Anfang März findet die Konferenz "Need-Based Justice and Distribution Procedures" als Abschluss eines internationalen Forschungsprojekts zu Bedarfsgerechtigkeit und Verteilungsprozeduren am Institut für Wirtschaftssoziologie der Universität Wien statt. Internationale ExpertInnen diskutieren die Befunde experimenteller sozialwissenschaftlicher Gerechtigkeitsforschung. Keynotes halten u.a. der renommierte Philosoph David Miller und der Soziologe Stefan Liebig. Am Dienstag, 6. März, diskutieren österreichische Arbeitsmarktexperten auf der Grundlage der Befunde dieser Forschung zum Thema Verteilungsgerechtigkeit.

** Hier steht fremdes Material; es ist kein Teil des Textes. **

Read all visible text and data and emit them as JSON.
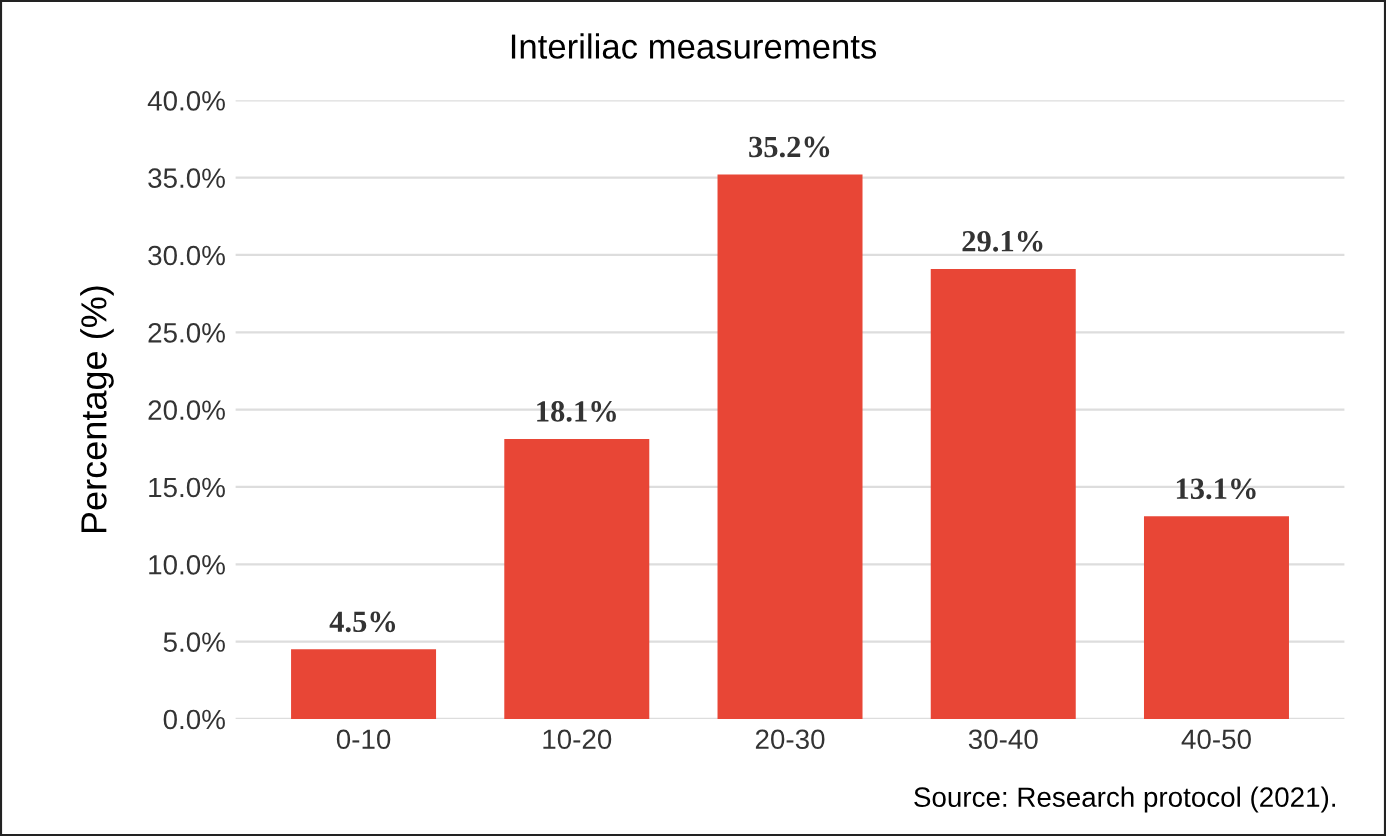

Die Anerkennung von Verteilungs- und Umverteilungsentscheidungen hängt davon ab, ob die resultierenden Anteile als gerecht empfunden werden. Die universellen Kriterien Gleichheit und Leistung erzeugen selbst Ungerechtigkeit, wenn sie in heterogenen Gruppen angewendet werden. "Die strikt gleiche Behandlung unterschiedlicher Fälle bedeutet ebenso wie die strikte Orientierung der Zuweisung an vorangegangene Leistung, dass Menschen, die mehr brauchen, weniger haben oder weniger beitragen können, unter die Schwelle der für ein würdiges Leben notwendigen Ressourcen fallen", erläutert Bernhard Kittel, Wirtschaftssoziologe an der Universität Wien. In solchen Situationen kommt das Kriterium der Bedarfsgerechtigkeit ins Spiel. Aktuelle Beispiele sind die Diskussion über die Höhe der Mindestsicherung für Asylberechtigte oder die Höhe der Familienbeihilfe für im Ausland lebende Kinder von Personen, die in Österreich arbeiten.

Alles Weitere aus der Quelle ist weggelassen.